Si j’espère ne jamais avoir manqué de remercier les maisons d’édition pour leurs envois, je m’interroge parfois sur ceux-ci. Donc pour commencer, merci aux éditions RDG (collection roman populaire, poche du label LBS) pour cet envoi particulier : « Luc Marvin – Les sirènes de Porto » de Toni Praxède sorti en mars dernier. Ensuite, mes interrogations : Puis-je savourer un genre qui vise typiquement un public masculin ? Ai-je assez de second degré pour apprécier la déconne derrière certains titres ? Est-ce que je peux chroniquer correctement l’histoire du branque le plus bourrin que j’aie jamais lu ?

Parce que c’est bien de ceci qu’il s’agit ici : Luc Marvin est un OVNI dans ma bibliothèque : un tueur dont le vocabulaire enrichi à l’argot français et à des expressions très approximatives m’obligent à relire certaines lignes deux fois ; une façon de parler si crue me faisant sauter certains passages deux fois plus vite et surtout, dans mes tentatives de comprendre ce qu’il se passe, multipliant par deux mes coûts en crème anti-rides à cause de tous ces levers de sourcils.

Résumé:

Les sirènes de Porto relate les tribulations de Luc Marvin, homme de main. Investi d’une mission à caractère personnel, il affronte ici son passé par le « nettoyage sans compromis » de son présent.

mon avis

Malgré ses 150 petites pages (nourries d’illustrations entre chaque partie), j’ai, comme précisé plus haut, été obligée de forcer pour bien comprendre les événements. Je n’ai pas manqué de sourire quand l’auteur reprend la main de la narration, nous faisant passer du langage le plus ordurier aux termes les plus éloquents de la langue française pour encore plus marquer la transition.

Démonstration en deux temps :

« Ça s’appelle du bacon paraît ce darwa. De la merde en boîte en fer blanc ouais. Gouachée au tonfa, à l’arrach dans une poêle à frire en téflard de mémé Ginette. Tu sais non ? Celle qui rit et qui fouette.

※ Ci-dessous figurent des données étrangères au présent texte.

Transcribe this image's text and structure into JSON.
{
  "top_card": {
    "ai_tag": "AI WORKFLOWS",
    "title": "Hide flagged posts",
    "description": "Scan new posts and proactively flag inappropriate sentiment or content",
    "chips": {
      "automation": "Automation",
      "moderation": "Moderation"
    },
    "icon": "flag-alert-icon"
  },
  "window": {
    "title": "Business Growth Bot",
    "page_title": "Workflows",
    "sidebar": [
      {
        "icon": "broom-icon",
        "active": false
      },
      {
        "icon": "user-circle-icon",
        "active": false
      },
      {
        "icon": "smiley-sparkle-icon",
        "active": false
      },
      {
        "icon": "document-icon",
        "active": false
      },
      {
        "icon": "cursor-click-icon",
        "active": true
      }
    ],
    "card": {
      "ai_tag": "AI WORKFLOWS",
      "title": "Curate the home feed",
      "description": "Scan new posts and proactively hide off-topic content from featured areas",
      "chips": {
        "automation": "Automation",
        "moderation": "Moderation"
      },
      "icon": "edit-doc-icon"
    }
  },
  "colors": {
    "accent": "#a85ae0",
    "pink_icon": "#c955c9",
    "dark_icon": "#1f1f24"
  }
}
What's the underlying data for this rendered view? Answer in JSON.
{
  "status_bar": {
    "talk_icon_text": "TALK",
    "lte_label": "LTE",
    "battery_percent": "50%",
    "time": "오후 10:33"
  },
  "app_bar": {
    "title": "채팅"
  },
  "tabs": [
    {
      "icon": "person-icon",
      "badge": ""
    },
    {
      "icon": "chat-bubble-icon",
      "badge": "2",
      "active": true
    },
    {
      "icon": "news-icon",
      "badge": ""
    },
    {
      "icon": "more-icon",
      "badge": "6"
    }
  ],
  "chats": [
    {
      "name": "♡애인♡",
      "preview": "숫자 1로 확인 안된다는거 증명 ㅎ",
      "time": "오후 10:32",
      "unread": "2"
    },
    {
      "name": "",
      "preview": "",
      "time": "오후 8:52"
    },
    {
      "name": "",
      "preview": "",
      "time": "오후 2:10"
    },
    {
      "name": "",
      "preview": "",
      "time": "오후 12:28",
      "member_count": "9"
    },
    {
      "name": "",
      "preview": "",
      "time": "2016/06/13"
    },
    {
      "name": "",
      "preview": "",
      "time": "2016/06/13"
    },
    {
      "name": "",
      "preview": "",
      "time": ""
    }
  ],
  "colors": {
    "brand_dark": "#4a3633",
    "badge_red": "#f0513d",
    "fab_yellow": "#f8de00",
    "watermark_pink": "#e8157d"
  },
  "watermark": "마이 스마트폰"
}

Et tout ça au saut du pieu, à s’en décapsuler la calebasse et en foutre partout. »

« Toutefois, nonobstant le fait que sa claustrophobie lui serait quelque peu préjudiciable à bord de l’avion, sa décision avait déjà été prise, au moment même où Max le daron lui avait révélé l’emplacement de son frère. »

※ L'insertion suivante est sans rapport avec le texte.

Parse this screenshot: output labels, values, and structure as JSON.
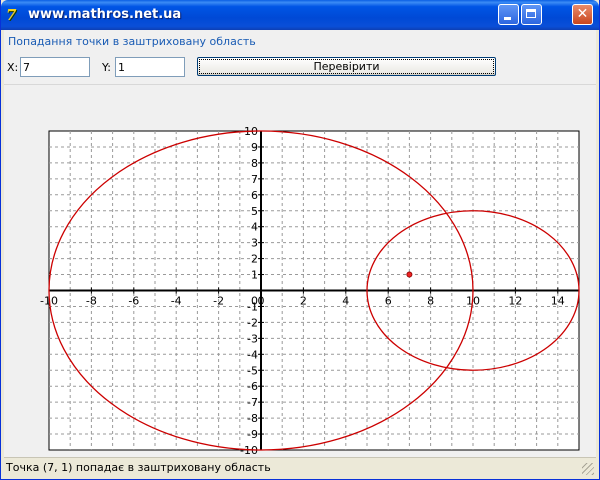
{
  "window": {
    "title": "www.mathros.net.ua",
    "icon": "app-icon"
  },
  "form": {
    "caption": "Попадання точки в заштриховану область",
    "x_label": "X:",
    "x_value": "7",
    "y_label": "Y:",
    "y_value": "1",
    "check_button": "Перевірити"
  },
  "status": {
    "text": "Точка (7, 1) попадає в заштриховану область"
  },
  "chart_data": {
    "type": "scatter",
    "xlim": [
      -10,
      15
    ],
    "ylim": [
      -10,
      10
    ],
    "x_ticks": [
      -10,
      -8,
      -6,
      -4,
      -2,
      0,
      2,
      4,
      6,
      8,
      10,
      12,
      14
    ],
    "y_ticks": [
      -10,
      -9,
      -8,
      -7,
      -6,
      -5,
      -4,
      -3,
      -2,
      -1,
      0,
      1,
      2,
      3,
      4,
      5,
      6,
      7,
      8,
      9,
      10
    ],
    "grid": true,
    "circles": [
      {
        "cx": 0,
        "cy": 0,
        "r": 10,
        "color": "#cc0000"
      },
      {
        "cx": 10,
        "cy": 0,
        "r": 5,
        "color": "#cc0000"
      }
    ],
    "point": {
      "x": 7,
      "y": 1,
      "color": "#ee2222"
    }
  }
}
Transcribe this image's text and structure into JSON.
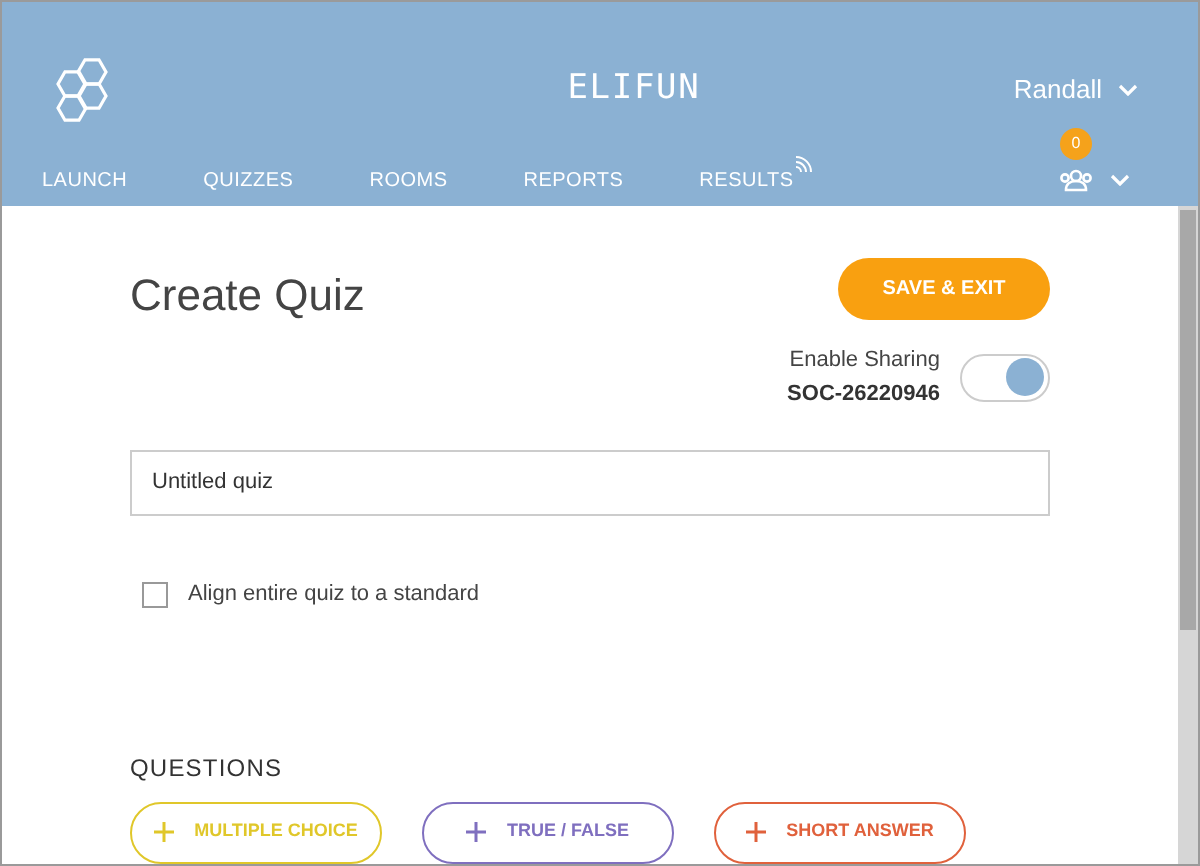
{
  "header": {
    "title": "ELIFUN",
    "user": "Randall",
    "notifications": "0"
  },
  "nav": [
    {
      "label": "LAUNCH",
      "signal": false
    },
    {
      "label": "QUIZZES",
      "signal": false
    },
    {
      "label": "ROOMS",
      "signal": false
    },
    {
      "label": "REPORTS",
      "signal": false
    },
    {
      "label": "RESULTS",
      "signal": true
    }
  ],
  "page_title": "Create Quiz",
  "save_button": "SAVE & EXIT",
  "sharing": {
    "label": "Enable Sharing",
    "code": "SOC-26220946",
    "on": true
  },
  "quiz_name": {
    "value": "Untitled quiz"
  },
  "align": {
    "label": "Align entire quiz to a standard",
    "checked": false
  },
  "questions": {
    "heading": "QUESTIONS",
    "buttons": [
      {
        "label": "MULTIPLE CHOICE",
        "color": "#e0c72a"
      },
      {
        "label": "TRUE / FALSE",
        "color": "#7f6fbf"
      },
      {
        "label": "SHORT ANSWER",
        "color": "#e0613c"
      }
    ]
  }
}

L’histoire ? Simple, classique, clichée, mais efficace : un tueur envoyé pour un contrat tombe sur un os et nous laisse apprécier quelques scènes de carnage à travers la bouche du tueur puis de l’auteur/narrateur et la vengeance du plus badass des gilets en cuir pour un sacré (premier ?) épisode.

En bref :

Destiné à un public masculin du fait de sa violence et de sa vulgarité, le style employé peut plaire si on a assez de second degré.